Under Indiana Department of Transportation (INDOT) current friction testing program, friction is measured annually on interstates but only once every three years on non-interstate roadways. The state’s Pavement Management System, however, would require current data if friction were to be included in the PMS. During routine pavement condition monitoring for the PMS, texture data is collected annually. This study explored the feasibility of using this pavement texture data to estimate the friction during those years when friction is not measured directly. After multiple approaches and a wide variety of ways of examining the currently available data and texture measuring technologies, it was determined that it is not currently feasible to use the texture data as a surrogate for friction testing. This is likely because the lasers used at this time are not capable of capturing the small-scale pavement microtexture. This situation may change, however, with advances in laser or photo interpretation technologies and improved access to materials data throughout the INDOT pavement network.

Longitudinal Joint Specifications and Performance

Deterioration of longitudinal joints is widely recognized as one of the major factors contributing to failure of asphalt pavements. Finding ways to improve the durability of longitudinal joints will lead to improved service lives and lower life cycle costs. Research and field trials have been directed towards improving joint performance since at least the 1960s. Most of that work was addressed improving the density at and around the joint. This report summarizes an extensive review of the pertinent literature, a review of state specifications and inspection of several trial projects in Indiana related to longitudinal joint construction and performance. Recommendations are given for new and continuing efforts to encourage or require the construction of durable longitudinal joints.
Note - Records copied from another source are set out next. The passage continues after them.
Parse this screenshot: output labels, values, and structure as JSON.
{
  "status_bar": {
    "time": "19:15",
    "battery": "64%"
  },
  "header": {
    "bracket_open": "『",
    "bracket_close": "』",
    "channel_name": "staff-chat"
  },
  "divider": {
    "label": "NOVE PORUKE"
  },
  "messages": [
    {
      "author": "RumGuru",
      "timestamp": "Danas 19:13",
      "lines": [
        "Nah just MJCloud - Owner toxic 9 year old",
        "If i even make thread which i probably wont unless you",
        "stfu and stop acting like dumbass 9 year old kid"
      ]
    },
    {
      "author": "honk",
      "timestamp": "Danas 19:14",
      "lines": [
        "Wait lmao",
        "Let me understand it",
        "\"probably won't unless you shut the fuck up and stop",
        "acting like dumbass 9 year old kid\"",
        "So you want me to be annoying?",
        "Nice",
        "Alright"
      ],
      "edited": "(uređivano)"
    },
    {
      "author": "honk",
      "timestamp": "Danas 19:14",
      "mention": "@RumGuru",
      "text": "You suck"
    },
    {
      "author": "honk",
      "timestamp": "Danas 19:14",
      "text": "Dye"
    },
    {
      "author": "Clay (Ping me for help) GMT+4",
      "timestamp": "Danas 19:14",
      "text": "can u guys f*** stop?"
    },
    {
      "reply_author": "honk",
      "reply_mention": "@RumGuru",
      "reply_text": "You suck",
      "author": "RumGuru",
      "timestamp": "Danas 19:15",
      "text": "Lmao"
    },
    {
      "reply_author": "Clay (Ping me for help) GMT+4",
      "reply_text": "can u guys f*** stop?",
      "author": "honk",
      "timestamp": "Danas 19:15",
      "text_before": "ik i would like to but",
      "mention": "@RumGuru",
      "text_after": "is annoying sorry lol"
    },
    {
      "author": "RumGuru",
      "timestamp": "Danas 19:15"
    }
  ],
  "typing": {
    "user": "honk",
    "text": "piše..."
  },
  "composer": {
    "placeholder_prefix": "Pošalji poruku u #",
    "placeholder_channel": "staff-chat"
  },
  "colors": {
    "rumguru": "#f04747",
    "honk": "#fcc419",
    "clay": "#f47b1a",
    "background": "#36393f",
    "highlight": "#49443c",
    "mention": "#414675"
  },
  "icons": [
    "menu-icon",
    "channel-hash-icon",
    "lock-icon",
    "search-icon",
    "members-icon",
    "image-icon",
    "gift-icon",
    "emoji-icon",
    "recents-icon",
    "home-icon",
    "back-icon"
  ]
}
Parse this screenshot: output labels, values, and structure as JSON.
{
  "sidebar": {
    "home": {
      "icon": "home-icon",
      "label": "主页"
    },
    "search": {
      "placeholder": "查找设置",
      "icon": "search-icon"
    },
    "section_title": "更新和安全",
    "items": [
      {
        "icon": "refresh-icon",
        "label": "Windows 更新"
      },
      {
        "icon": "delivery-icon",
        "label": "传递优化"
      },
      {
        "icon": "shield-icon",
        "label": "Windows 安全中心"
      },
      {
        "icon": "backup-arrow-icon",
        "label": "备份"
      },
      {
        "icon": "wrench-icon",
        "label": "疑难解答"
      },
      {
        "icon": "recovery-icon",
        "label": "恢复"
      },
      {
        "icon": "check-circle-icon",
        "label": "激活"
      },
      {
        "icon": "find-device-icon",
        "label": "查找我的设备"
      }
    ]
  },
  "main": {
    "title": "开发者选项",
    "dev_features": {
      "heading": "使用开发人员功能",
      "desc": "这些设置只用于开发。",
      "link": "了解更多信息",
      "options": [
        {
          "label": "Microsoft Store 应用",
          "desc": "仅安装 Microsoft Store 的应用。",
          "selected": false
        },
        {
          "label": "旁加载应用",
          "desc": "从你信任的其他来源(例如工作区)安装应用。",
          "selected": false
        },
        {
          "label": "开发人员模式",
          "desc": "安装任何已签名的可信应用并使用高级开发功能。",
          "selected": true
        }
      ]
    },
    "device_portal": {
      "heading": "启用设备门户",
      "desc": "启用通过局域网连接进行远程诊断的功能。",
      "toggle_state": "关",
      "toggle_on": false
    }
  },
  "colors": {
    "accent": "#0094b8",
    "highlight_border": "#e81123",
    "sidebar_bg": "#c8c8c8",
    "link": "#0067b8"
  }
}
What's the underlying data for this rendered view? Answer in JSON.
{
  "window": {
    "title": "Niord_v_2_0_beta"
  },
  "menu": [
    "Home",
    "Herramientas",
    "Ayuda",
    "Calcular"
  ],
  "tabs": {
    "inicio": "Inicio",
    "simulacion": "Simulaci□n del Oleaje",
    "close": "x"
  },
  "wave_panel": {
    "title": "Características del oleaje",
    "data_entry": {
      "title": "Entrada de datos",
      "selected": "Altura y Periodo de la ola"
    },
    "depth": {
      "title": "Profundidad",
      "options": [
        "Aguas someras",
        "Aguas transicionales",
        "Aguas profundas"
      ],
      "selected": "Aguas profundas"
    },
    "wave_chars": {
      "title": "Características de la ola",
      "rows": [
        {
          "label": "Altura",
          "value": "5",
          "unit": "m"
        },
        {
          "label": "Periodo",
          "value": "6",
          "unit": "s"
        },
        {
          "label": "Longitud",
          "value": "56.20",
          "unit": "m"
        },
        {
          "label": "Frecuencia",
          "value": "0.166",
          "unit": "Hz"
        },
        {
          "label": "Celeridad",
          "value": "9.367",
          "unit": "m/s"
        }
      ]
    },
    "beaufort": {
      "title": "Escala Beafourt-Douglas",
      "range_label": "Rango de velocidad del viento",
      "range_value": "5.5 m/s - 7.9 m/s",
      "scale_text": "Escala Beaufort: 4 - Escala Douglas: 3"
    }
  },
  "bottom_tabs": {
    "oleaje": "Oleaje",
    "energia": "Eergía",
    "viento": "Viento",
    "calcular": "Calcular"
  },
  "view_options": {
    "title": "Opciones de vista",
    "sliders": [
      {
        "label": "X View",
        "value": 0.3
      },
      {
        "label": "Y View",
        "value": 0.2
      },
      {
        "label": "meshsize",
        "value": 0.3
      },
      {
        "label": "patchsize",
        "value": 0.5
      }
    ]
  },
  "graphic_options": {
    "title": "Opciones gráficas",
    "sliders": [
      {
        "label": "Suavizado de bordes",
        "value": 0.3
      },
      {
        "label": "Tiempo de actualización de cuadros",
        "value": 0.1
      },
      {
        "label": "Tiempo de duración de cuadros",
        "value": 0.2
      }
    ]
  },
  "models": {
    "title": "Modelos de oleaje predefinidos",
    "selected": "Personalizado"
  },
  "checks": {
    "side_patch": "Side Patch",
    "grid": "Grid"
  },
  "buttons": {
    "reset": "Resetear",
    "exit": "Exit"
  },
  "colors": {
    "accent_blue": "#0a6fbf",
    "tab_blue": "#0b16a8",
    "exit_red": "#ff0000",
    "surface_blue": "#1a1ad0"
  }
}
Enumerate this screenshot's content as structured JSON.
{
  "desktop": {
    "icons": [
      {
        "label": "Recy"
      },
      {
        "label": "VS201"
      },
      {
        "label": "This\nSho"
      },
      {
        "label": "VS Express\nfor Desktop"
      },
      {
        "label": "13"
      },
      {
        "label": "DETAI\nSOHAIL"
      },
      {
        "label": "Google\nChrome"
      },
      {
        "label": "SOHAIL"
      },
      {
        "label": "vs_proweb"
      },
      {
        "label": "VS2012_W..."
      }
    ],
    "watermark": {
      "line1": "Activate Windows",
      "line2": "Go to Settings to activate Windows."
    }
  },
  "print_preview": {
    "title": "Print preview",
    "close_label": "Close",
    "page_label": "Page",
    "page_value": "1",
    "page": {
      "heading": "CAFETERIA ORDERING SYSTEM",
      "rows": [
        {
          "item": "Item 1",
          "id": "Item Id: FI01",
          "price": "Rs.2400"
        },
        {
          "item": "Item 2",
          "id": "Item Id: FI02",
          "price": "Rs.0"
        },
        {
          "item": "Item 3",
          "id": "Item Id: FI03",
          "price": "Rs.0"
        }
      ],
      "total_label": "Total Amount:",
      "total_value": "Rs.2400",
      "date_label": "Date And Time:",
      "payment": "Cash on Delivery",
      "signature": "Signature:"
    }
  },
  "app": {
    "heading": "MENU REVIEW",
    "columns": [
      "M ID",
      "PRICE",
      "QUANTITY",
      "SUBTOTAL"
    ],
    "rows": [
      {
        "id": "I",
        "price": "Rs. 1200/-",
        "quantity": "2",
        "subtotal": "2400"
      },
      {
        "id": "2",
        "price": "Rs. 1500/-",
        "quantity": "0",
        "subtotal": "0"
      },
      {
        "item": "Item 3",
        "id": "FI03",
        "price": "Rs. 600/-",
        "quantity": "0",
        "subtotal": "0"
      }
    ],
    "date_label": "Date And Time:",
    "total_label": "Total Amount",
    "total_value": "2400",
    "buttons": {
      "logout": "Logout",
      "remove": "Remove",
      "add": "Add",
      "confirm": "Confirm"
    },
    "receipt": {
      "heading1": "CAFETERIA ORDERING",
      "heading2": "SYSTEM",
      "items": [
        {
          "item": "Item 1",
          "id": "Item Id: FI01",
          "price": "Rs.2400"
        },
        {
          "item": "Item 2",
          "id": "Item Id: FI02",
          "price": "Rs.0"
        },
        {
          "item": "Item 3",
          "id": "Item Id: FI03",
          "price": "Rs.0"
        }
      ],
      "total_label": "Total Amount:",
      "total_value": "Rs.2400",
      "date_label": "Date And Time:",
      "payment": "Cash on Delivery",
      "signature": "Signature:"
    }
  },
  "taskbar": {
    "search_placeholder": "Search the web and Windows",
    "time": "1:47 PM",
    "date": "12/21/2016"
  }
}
Determining of the Binder Content of Hot Mix Asphalt Containing Dolomitic Aggregates Using the Ignition Oven

The binder content of an HMA mix is one of the critical factors affecting the quality of the mix. The ignition oven is one widely used method for determining the binder content, however, its use is problematic with some types of aggregates, including dolomites. With these aggregates, the mass loss continues after the binder is burned off as the aggregates decompose and the test does not terminate at a stable mass. This study investigated the factors that affect this mass loss in problematic aggregates and developed a modified ignition oven procedure to limit this mass loss. The mass loss in the ignition oven was found to be both time and temperature dependent. The mass loss is also related to the binder content in the mixture. When the binder in the mixture ignites, the oven temperature increases and exceeds the pre-set test temperature. Temperature variations inside the ignition oven result in higher temperatures in the vicinity of the upper basket; these temperature differences are even more pronounced when the binder ignites. These higher temperatures can result in increased mass loss with problematic aggregates. A test temperature as low as 427°C was found to be effective for removing the binder from a mixture. Therefore a modified ignition oven procedure was developed to control the temperatures and limit the additional mass loss for problematic aggregates. The method involves placing half the total sample mass in the bottom basket only and running the ignition oven at a temperature of 427°C. This method was verified by testing six different plant produced mixes containing problematic aggregate and by comparing the results to results of the standard ignition oven method and to solvent extraction. The modified method is recommended for use with problematic aggregates or where the standard test method yields calibration factors greater than 1.0 or the test does not terminate automatically.